Prime Minister discusses RCMP Depot, Sask. Firearms Act, and $10-a-day childcare during Queen City visit

Prime Minister Justin Trudeau stopped by the Queen City to highlight his federal government’s Grocery Rebate, but he also addressed issues top of mind for Saskatchewan and Regina residents.

One was the future of the RCMP Depot in Regina, which Trudeau called a “Canadian institution” but fell short of committing to keeping the Mountie training facility open.

“We know how important it is for the local economy, but we also know how impactful it is in training police officers who then serve all across the country,” he said. “I think we all recognize there have to be changes in how we move forward to ensure communities are safe, to make sure that police have the tools and abilities to do the work everyone expects of them.”

The Mass Casualty Commission’s final report into the 2020 Nova Scotia shooting rampage that left 22 people dead recommended the RCMP phase out the Depot training model.

Politicians in Saskatchewan have criticized the recommendation, as the training facility is part of the province’s history and serves as an economic driver for the city.

Trudeau said his government will continue to look closely at the recommendations and take things “one step at a time.”

Just over a week ago, the Government of Saskatchewan passed The Saskatchewan Firearms Act to enhance public safety across Saskatchewan and protect the rights of lawful firearms owners.

The act was applauded by firearms enthusiasts who will see RCMP officers having to obtain a license and local police seeking approval as well as other measures.

It also comes months before the federal government’s mandatory buyback program is set to take effect this fall, which saw the federal government ban 1,500 models of assault-style firearms to protect against gun violence and mass shootings.
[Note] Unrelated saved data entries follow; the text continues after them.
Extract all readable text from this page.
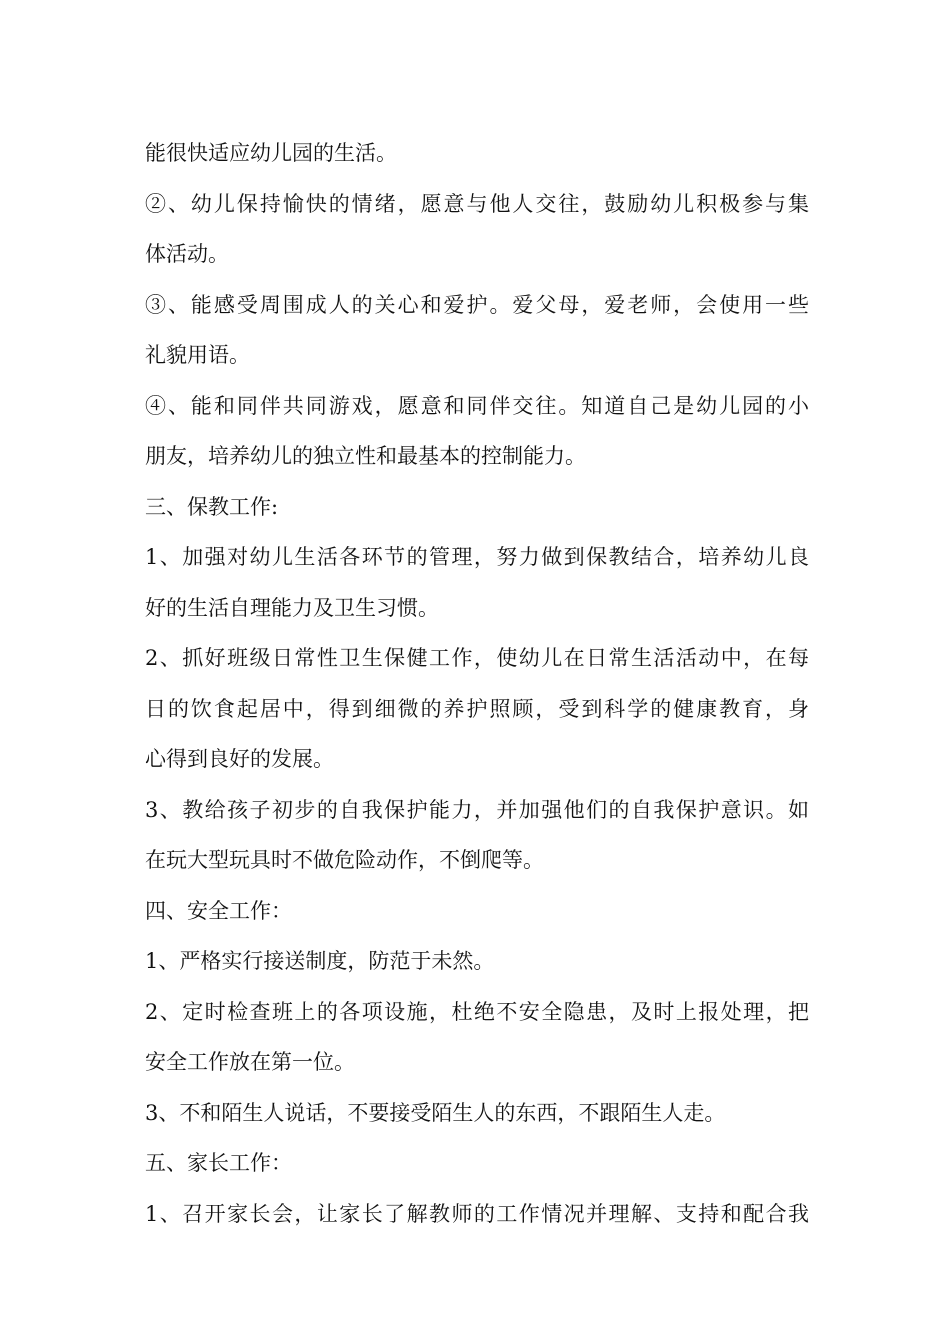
能很快适应幼儿园的生活。
②、幼儿保持愉快的情绪，愿意与他人交往，鼓励幼儿积极参与集
体活动。
③、能感受周围成人的关心和爱护。爱父母，爱老师，会使用一些
礼貌用语。
④、能和同伴共同游戏，愿意和同伴交往。知道自己是幼儿园的小
朋友，培养幼儿的独立性和最基本的控制能力。
三、保教工作:
1、加强对幼儿生活各环节的管理，努力做到保教结合，培养幼儿良
好的生活自理能力及卫生习惯。
2、抓好班级日常性卫生保健工作，使幼儿在日常生活活动中，在每
日的饮食起居中，得到细微的养护照顾，受到科学的健康教育，身
心得到良好的发展。
3、教给孩子初步的自我保护能力，并加强他们的自我保护意识。如
在玩大型玩具时不做危险动作，不倒爬等。
四、安全工作：
1、严格实行接送制度，防范于未然。
2、定时检查班上的各项设施，杜绝不安全隐患，及时上报处理，把
安全工作放在第一位。
3、不和陌生人说话，不要接受陌生人的东西，不跟陌生人走。
五、家长工作：
1、召开家长会，让家长了解教师的工作情况并理解、支持和配合我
Trudeau said that they are committed to keeping Canadians safe from gun violence while also protecting the rights of hunters and farmers to have guns. Something he called “not incompatible.”

“We know that there is no Canadian in this country who wants to see more gun violence. We also know that the approach to that needs to be multifaceted. We need to be continuing to strengthen things at the border,” he said. “We need to invest more in community safety and community policing programs.”

Trudeau said that the federal government is looking to support First Nations communities with First Nations policing and more common sense gun control measures.

“Measures that respect hunters and fishers, anglers and sports shooters, while at the same time making it more difficult for people to access the kinds of guns that are regularly used in mass shootings in the United States and elsewhere around the world, and unfortunately have been used in Canada as well,” he said. “These are things that we will continue to move forward on. We will work with jurisdictions who want to work with us where necessary, but we will fully assume federal responsibility over guns everywhere as necessary.”

Trudeau also addressed questions about what the federal government is doing to help cities like Regina and Saskatoon that are predicting to see a shortage of childcare spaces after the government’s $ 10-a-day childcare plan.

He said that while the federal and provincial governments have made investments to bring daycare down to ten dollars a day, those investments also include support.

“I will also highlight that the agreement signed and the billions of dollars given by the federal government for that wasn’t just to bring down the cost of child care. It’s also to maintain the quality of childcare spaces by bringing in a pay grid for early childhood educators and making sure that there is quality pay for the people who take care of our kids across the country.”

“It also involved commitments around creating spaces as well in child care. So that’s all part of the childcare approach that we’ve had with the provinces. Yes, $10 a day, but also high-quality spaces and more of them. It takes years to build a system like this, but that work is ongoing with the government of Saskatchewan and municipalities like Regina in Saskatoon, where it’s appropriate.”

Trudeau also credited the Saskatchewan Government for their work to see the plan implemented immediately.

“The Government of Saskatchewan is a full partner and is a choice by the Government of Saskatchewan. That means that child care is already at $10 a day here, whereas there are other provinces across the country where it’s still years away. That is partly due to the leadership or significantly due to the leadership and the choices made by the government of Saskatchewan.”

Despite visiting the province’s capital, the Prime Minister did not meet with Saskatchewan Premier Scott Moe during his stop.

Trudeau said Moe’s office was notified that he would be in Regina, but the two leaders couldn’t meet because the premier was away.

The prime minister added that he had had many productive conversations with the Saskatchewan Party government leader and looks forward to meeting with him in the future.

“In all my conversations with him recently, including some really big conversations on child care and on health care, I have thanked him for his leadership,” he said. “Particularly on health care, where he was one of the three premiers who were working closest with us to make sure that we were putting investments into health care that are really going to deliver results for Canadians right across the country.”

Trudeau also visited the First Nations University to talk and answer questions from Chiefs, faculty, and students.

During the gathering, Trudeau was asked about a wide variety of concerns and hopes from the people, with many questions stemming from investing in education, combating racial barriers in the province and country, and indigenous involvement with government decisions.

Trudeau also spoke on the importance of investments in healthcare and indigenous endeavours, democracy, equality, unity, and journalistic integrity.